The team reported results of their trial in Nature Medicine. They recruited 174 participants, average age in the late 30s, and equally divided them into two groups. One received 5 self-administered active tDCS treatments per week for 3 weeks, then 3 sessions weekly for 7 weeks. The other group received a sham version of the same treatments. Then, in a second 10-week period, all participants received active tDCS. Each tDCS session lasted 30 minutes. The anode of the device was placed over the location on the scalp corresponding with the brain’s left dorsolateral prefrontal cortex (DLPFC); the cathode was placed over right DLPFC. tDCS was delivered at 2 milliamperes, the same strength as in the PTSD trial.

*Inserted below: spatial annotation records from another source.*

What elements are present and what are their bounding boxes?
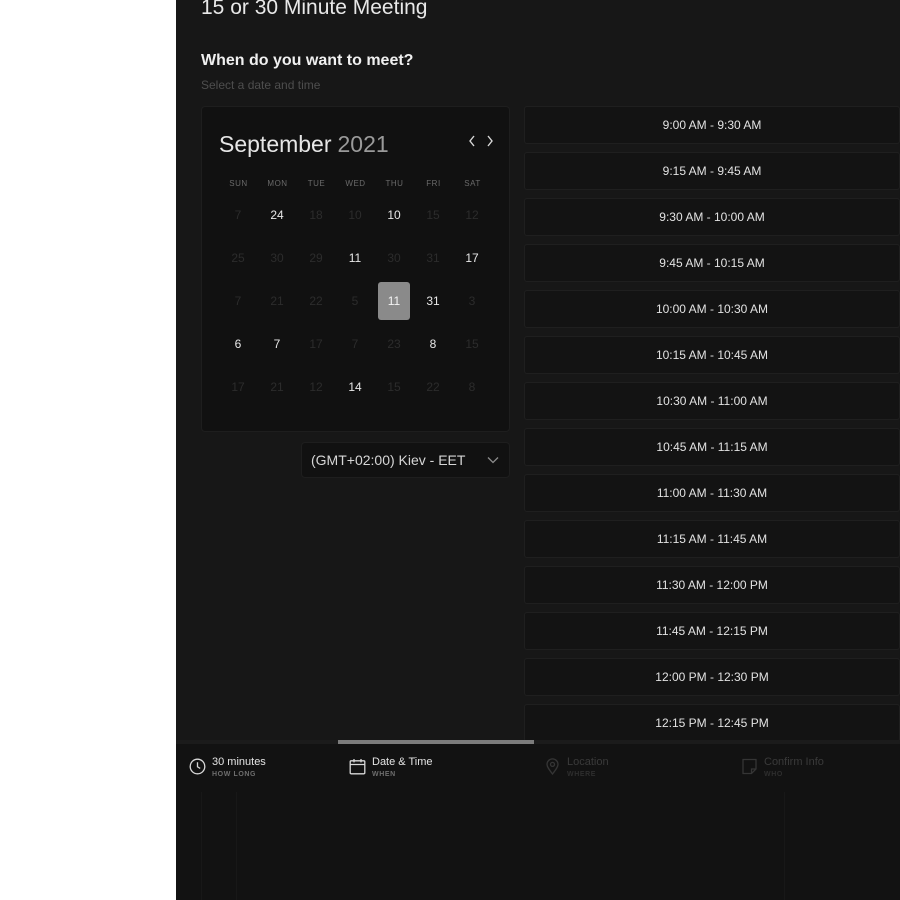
select-date-subtext: Select a date and time	[201, 78, 321, 92]
calendar-day[interactable]: 24	[261, 196, 293, 234]
step-location-label: Location	[567, 756, 609, 768]
time-slot-button[interactable]: 11:30 AM - 12:00 PM	[524, 566, 900, 604]
prev-month-button[interactable]	[464, 133, 480, 153]
calendar-day: 21	[270, 294, 284, 308]
weekday-label: MON	[267, 179, 288, 188]
time-slot-button[interactable]: 9:00 AM - 9:30 AM	[524, 106, 900, 144]
calendar-day: 7	[234, 294, 242, 308]
calendar-day: 31	[426, 251, 440, 265]
chevron-left-icon	[469, 135, 475, 147]
calendar-day: 23	[387, 337, 401, 351]
timezone-select[interactable]: (GMT+02:00) Kiev - EET	[301, 442, 510, 478]
step-confirm-info-sub: WHO	[764, 771, 783, 778]
time-slot-button[interactable]: 9:30 AM - 10:00 AM	[524, 198, 900, 236]
divider	[201, 792, 202, 900]
step-confirm-info-label: Confirm Info	[764, 756, 824, 768]
time-slot-button[interactable]: 9:15 AM - 9:45 AM	[524, 152, 900, 190]
clock-icon	[189, 758, 206, 775]
location-pin-icon	[546, 758, 559, 775]
step-location-sub: WHERE	[567, 771, 597, 778]
time-slot-button[interactable]: 12:15 PM - 12:45 PM	[524, 704, 900, 742]
chevron-down-icon	[487, 457, 499, 464]
weekday-label: SAT	[464, 179, 481, 188]
calendar-day[interactable]: 6	[222, 325, 254, 363]
calendar-day: 3	[468, 294, 476, 308]
calendar-day: 8	[468, 380, 476, 394]
calendar: September 2021 SUN MON TUE WED THU FRI SAT 7 24 1…	[201, 106, 510, 432]
calendar-day: 17	[309, 337, 323, 351]
time-slot-button[interactable]: 11:45 AM - 12:15 PM	[524, 612, 900, 650]
chevron-right-icon	[487, 135, 493, 147]
time-slot-button[interactable]: 10:45 AM - 11:15 AM	[524, 428, 900, 466]
calendar-day: 7	[351, 337, 359, 351]
calendar-day[interactable]: 11	[339, 239, 371, 277]
calendar-day: 21	[270, 380, 284, 394]
calendar-day: 12	[309, 380, 323, 394]
calendar-day[interactable]: 17	[456, 239, 488, 277]
calendar-day: 30	[387, 251, 401, 265]
calendar-day: 10	[348, 208, 362, 222]
divider	[236, 792, 237, 900]
calendar-day: 30	[270, 251, 284, 265]
time-slot-button[interactable]: 9:45 AM - 10:15 AM	[524, 244, 900, 282]
weekday-label: SUN	[229, 179, 248, 188]
calendar-day[interactable]: 8	[417, 325, 449, 363]
scheduling-panel: 15 or 30 Minute Meeting When do you want…	[176, 0, 900, 900]
calendar-day: 29	[309, 251, 323, 265]
calendar-year: 2021	[337, 131, 389, 157]
timezone-label: (GMT+02:00) Kiev - EET	[311, 452, 466, 468]
calendar-month: September	[219, 131, 332, 157]
calendar-day: 15	[426, 208, 440, 222]
time-slot-button[interactable]: 11:15 AM - 11:45 AM	[524, 520, 900, 558]
calendar-day: 22	[426, 380, 440, 394]
step-duration-label: 30 minutes	[212, 756, 266, 768]
calendar-day: 12	[465, 208, 479, 222]
step-date-time-label: Date & Time	[372, 756, 433, 768]
time-slot-button[interactable]: 11:00 AM - 11:30 AM	[524, 474, 900, 512]
calendar-month-year: September 2021	[219, 131, 389, 158]
time-slot-button[interactable]: 10:15 AM - 10:45 AM	[524, 336, 900, 374]
time-slot-button[interactable]: 10:30 AM - 11:00 AM	[524, 382, 900, 420]
calendar-day[interactable]: 7	[261, 325, 293, 363]
meeting-title: 15 or 30 Minute Meeting	[201, 0, 428, 19]
step-date-time-sub: WHEN	[372, 771, 396, 778]
time-slot-button[interactable]: 12:00 PM - 12:30 PM	[524, 658, 900, 696]
when-question: When do you want to meet?	[201, 52, 414, 69]
document-icon	[742, 758, 757, 775]
calendar-day[interactable]: 10	[378, 196, 410, 234]
calendar-day-selected[interactable]: 11	[378, 282, 410, 320]
time-slot-button[interactable]: 10:00 AM - 10:30 AM	[524, 290, 900, 328]
calendar-day: 7	[234, 208, 242, 222]
calendar-icon	[349, 759, 366, 775]
calendar-day: 15	[387, 380, 401, 394]
weekday-label: THU	[385, 179, 404, 188]
divider	[784, 792, 785, 900]
next-month-button[interactable]	[482, 133, 498, 153]
calendar-day: 25	[231, 251, 245, 265]
calendar-day: 17	[231, 380, 245, 394]
calendar-day: 5	[351, 294, 359, 308]
weekday-label: TUE	[307, 179, 326, 188]
weekday-label: FRI	[426, 179, 441, 188]
calendar-day[interactable]: 14	[339, 368, 371, 406]
calendar-day: 15	[465, 337, 479, 351]
weekday-label: WED	[345, 179, 366, 188]
step-duration-sub: HOW LONG	[212, 771, 257, 778]
calendar-day[interactable]: 31	[417, 282, 449, 320]
calendar-day: 18	[309, 208, 323, 222]
steps-bar: 30 minutes HOW LONG Date & Time WHEN Loc…	[176, 744, 900, 900]
calendar-day: 22	[309, 294, 323, 308]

tDCS is amenable to self-administered home use, the team said, since it has proven both portable and safe in many past tests. “We developed a protocol that provides homes-based tDCS with real-time remote supervision using videoconferencing.” The team was accessible to all participants on a 24-hour basis throughout the trial. Being in contact with the doctors is important in home-based tDCS, the investigators stressed, as problems such as burning of the skin have been reported when the device is improperly placed over the scalp.

The participants in the trial were at least moderately depressed—their average score on a standard scale called HDRS was 19 (below 16 is considered “mild” and above 24 “severe”). About one-third were not receiving current treatment; two-thirds were taking antidepressant medication and about 15% were in psychotherapy.

The group receiving the active tDCS treatment experienced “a significant improvement” in depression symptoms as measured by the HDRS score; the average decrease in score was 9.4 points and the score after 10 weeks was 9.5, on average. Those receiving placebo also improved: an average decrease of about 7 points and a score after week 10 of about 11.6. But the response rate to the active treatment was also significantly greater: nearly 60% for those receiving tDCS compared with about 38% for the placebo group. 45% in the active group had a remission after 10 weeks, compared with about 22% in the placebo group.

The significantly better results in those receiving active tDCS was also reflected in other depression rating scores as well as in a score based on patient self-reports. Meaningful efficacy was seen in both first-episode depressed participants as well as those with chronic and treatment-resistant major depression.

The second 10 weeks of the trial, in which all participants received active treatment, helped to keep as many participants as possible in the trial until the conclusion. While there were no serious adverse effects of active tDCS, active stimulation was associated with higher rates of skin redness, irritation and dry skin compared with sham stimulation.

In the view of the researchers, the 10-week course of tDCS as tested against placebo in this trial is evidence supporting its consideration as a first-line treatment in the future, although under the assumption that any home-based treatments will include ongoing safety monitoring by consulting medical personnel.